In your kindness remember me, because of your goodness, O Lord. ~ Ps 25.6-7
One of the sources of closeness within families or among friends is the sheer predictability of behavior: the dad who invariably insists on leaving early for the airport, the friend who is always late, the mom who cannot refrain from correcting grammar. Whether said ruefully or gratefully, “I knew you were going to say that!” or “He’s always been that way” are expressions of intimacy. Human relationships thrive on such security. As the author Anna Quindlen pointed out long ago in a “Life in the 30s” column that I clipped and kept, “Nothing makes you feel more secure than knowing exactly what another person is going to say or do at any given time.
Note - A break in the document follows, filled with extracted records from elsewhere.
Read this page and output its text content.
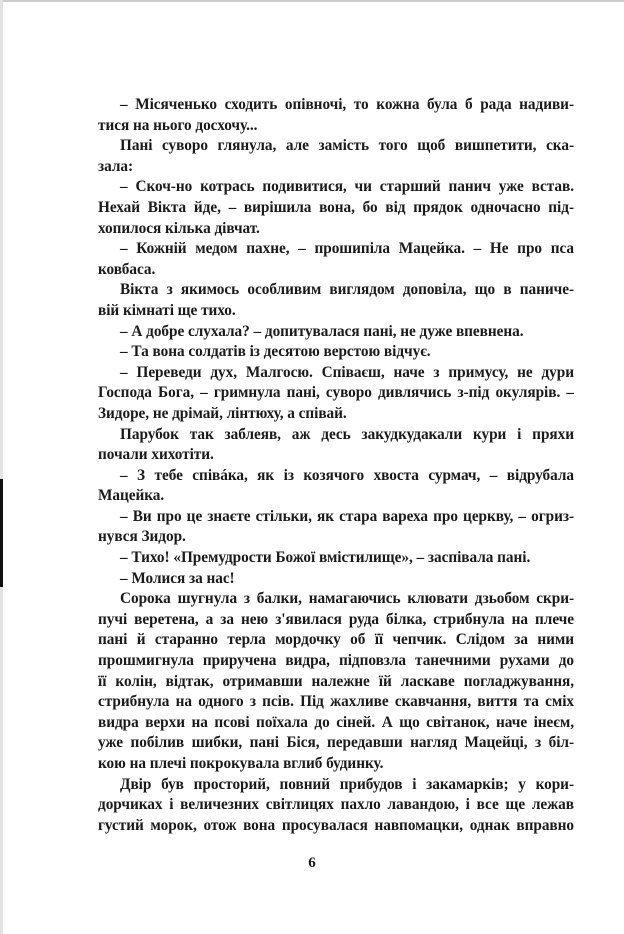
– Місяченько сходить опівночі, то кожна була б рада надиви-
тися на нього досхочу...
Пані суворо глянула, але замість того щоб вишпетити, ска-
зала:
– Скоч-но котрась подивитися, чи старший панич уже встав.
Нехай Вікта йде, – вирішила вона, бо від прядок одночасно під-
хопилося кілька дівчат.
– Кожній медом пахне, – прошипіла Мацейка. – Не про пса
ковбаса.
Вікта з якимось особливим виглядом доповіла, що в паниче-
вій кімнаті ще тихо.
– А добре слухала? – допитувалася пані, не дуже впевнена.
– Та вона солдатів із десятою верстою відчує.
– Переведи дух, Малгосю. Співаєш, наче з примусу, не дури
Господа Бога, – гримнула пані, суворо дивлячись з-під окулярів. –
Зидоре, не дрімай, лінтюху, а співай.
Парубок так заблеяв, аж десь закудкудакали кури і пряхи
почали хихотіти.
– З тебе співáка, як із козячого хвоста сурмач, – відрубала
Мацейка.
– Ви про це знаєте стільки, як стара вареха про церкву, – огриз-
нувся Зидор.
– Тихо! «Премудрости Божої вмістилище», – заспівала пані.
– Молися за нас!
Сорока шугнула з балки, намагаючись клювати дзьобом скри-
пучі веретена, а за нею з'явилася руда білка, стрибнула на плече
пані й старанно терла мордочку об її чепчик. Слідом за ними
прошмигнула приручена видра, підповзла танечними рухами до
її колін, відтак, отримавши належне їй ласкаве погладжування,
стрибнула на одного з псів. Під жахливе скавчання, виття та сміх
видра верхи на псові поїхала до сіней. А що світанок, наче інеєм,
уже побілив шибки, пані Біся, передавши нагляд Мацейці, з біл-
кою на плечі покрокувала вглиб будинку.
Двір був просторий, повний прибудов і закамарків; у кори-
дорчиках і величезних світлицях пахло лавандою, і все ще лежав
густий морок, отож вона просувалася навпомацки, однак вправно
6
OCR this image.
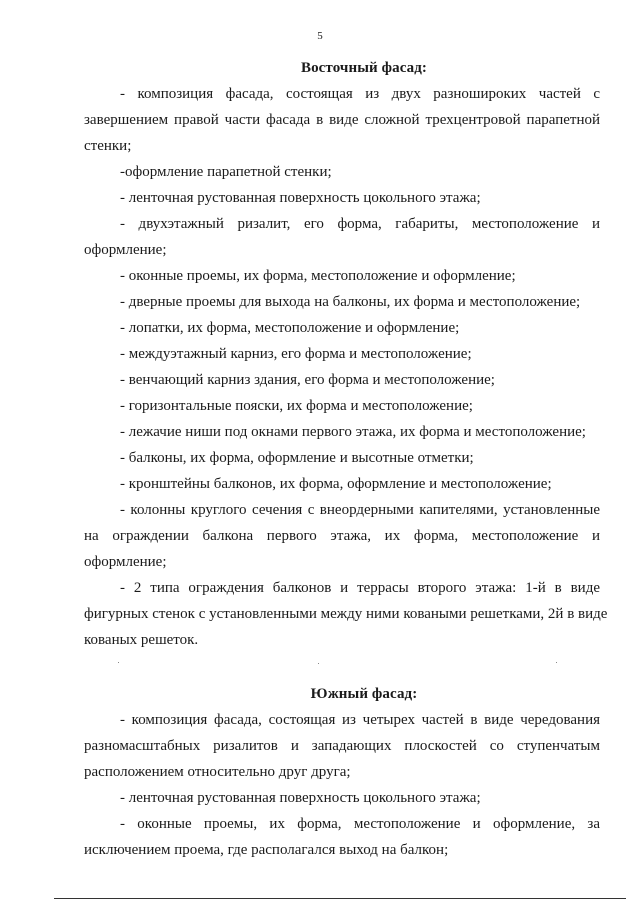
5
Восточный фасад:
- композиция фасада, состоящая из двух разноширoких частей с
завершением правой части фасада в виде сложной трехцентровой парапетной
стенки;
-оформление парапетной стенки;
- ленточная рустованная поверхность цокольного этажа;
- двухэтажный ризалит, его форма, габариты, местоположение и
оформление;
- оконные проемы, их форма, местоположение и оформление;
- дверные проемы для выхода на балконы, их форма и местоположение;
- лопатки, их форма, местоположение и оформление;
- междуэтажный карниз, его форма и местоположение;
- венчающий карниз здания, его форма и местоположение;
- горизонтальные пояски, их форма и местоположение;
- лежачие ниши под окнами первого этажа, их форма и местоположение;
- балконы, их форма, оформление и высотные отметки;
- кронштейны балконов, их форма, оформление и местоположение;
- колонны круглого сечения с внеордерными капителями, установленные
на ограждении балкона первого этажа, их форма, местоположение и
оформление;
- 2 типа ограждения балконов и террасы второго этажа: 1-й в виде
фигурных стенок с установленными между ними коваными решетками, 2й в виде
кованых решеток.
Южный фасад:
- композиция фасада, состоящая из четырех частей в виде чередования
разномасштабных ризалитов и западающих плоскостей со ступенчатым
расположением относительно друг друга;
- ленточная рустованная поверхность цокольного этажа;
- оконные проемы, их форма, местоположение и оформление, за
исключением проема, где располагался выход на балкон;
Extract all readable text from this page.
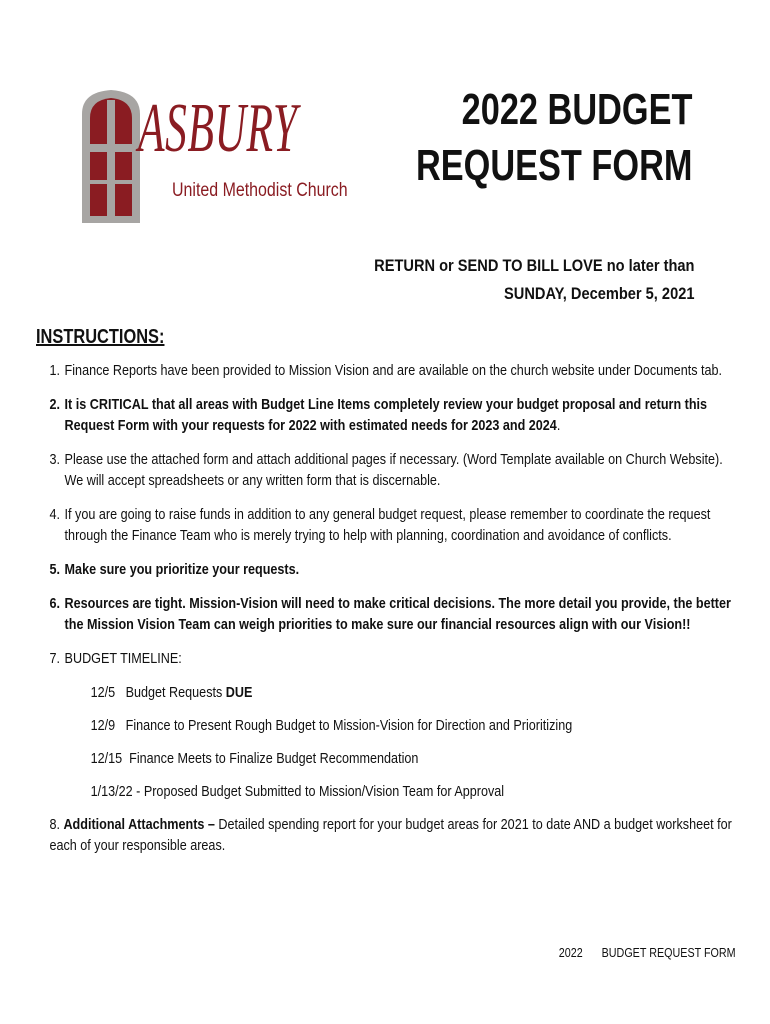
ASBURY
United Methodist Church
2022 BUDGET
REQUEST FORM
RETURN or SEND TO BILL LOVE no later than
SUNDAY, December 5, 2021
INSTRUCTIONS:
1. Finance Reports have been provided to Mission Vision and are available on the church website under Documents tab.
2. It is CRITICAL that all areas with Budget Line Items completely review your budget proposal and return this Request Form with your requests for 2022 with estimated needs for 2023 and 2024.
3. Please use the attached form and attach additional pages if necessary. (Word Template available on Church Website). We will accept spreadsheets or any written form that is discernable.
4. If you are going to raise funds in addition to any general budget request, please remember to coordinate the request through the Finance Team who is merely trying to help with planning, coordination and avoidance of conflicts.
5. Make sure you prioritize your requests.
6. Resources are tight. Mission-Vision will need to make critical decisions. The more detail you provide, the better the Mission Vision Team can weigh priorities to make sure our financial resources align with our Vision!!
7. BUDGET TIMELINE:
12/5   Budget Requests DUE
12/9   Finance to Present Rough Budget to Mission-Vision for Direction and Prioritizing
12/15  Finance Meets to Finalize Budget Recommendation
1/13/22 - Proposed Budget Submitted to Mission/Vision Team for Approval
8. Additional Attachments – Detailed spending report for your budget areas for 2021 to date AND a budget worksheet for each of your responsible areas.
2022 BUDGET REQUEST FORM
If my husband just cut into a slightly pink pork chop and scarfed it down — instead of holding up a piece at eye level, looking at it as though it were a murder suspect and saying, ‘Is this cooked enough?’ — I’d become pretty suspicious.” When the people in our lives act with a measure of consistency, we are able to develop trust and closeness. The same goes for our relationship with God. When we pray for God’s help or intervention, as the psalmist does today, we can do so confidently because we remember his past goodness: the baby that arrived safely, the job that came through, the illness that was healed. God’s kindness to us is both unshakable and everlasting; it is not only “from of old,” it is, as the Hebrew has it, “from forever.” Past, present, and future merge in God’s chesed, the resonant Hebrew term for “steadfast loving kindness.” We can count on God to be compassionate in the days ahead, because he has been compassionate in the days gone by.
God, Today I thank you for your steadfast, eternal, loving, and utterly trustworthy presence in my life. Amen.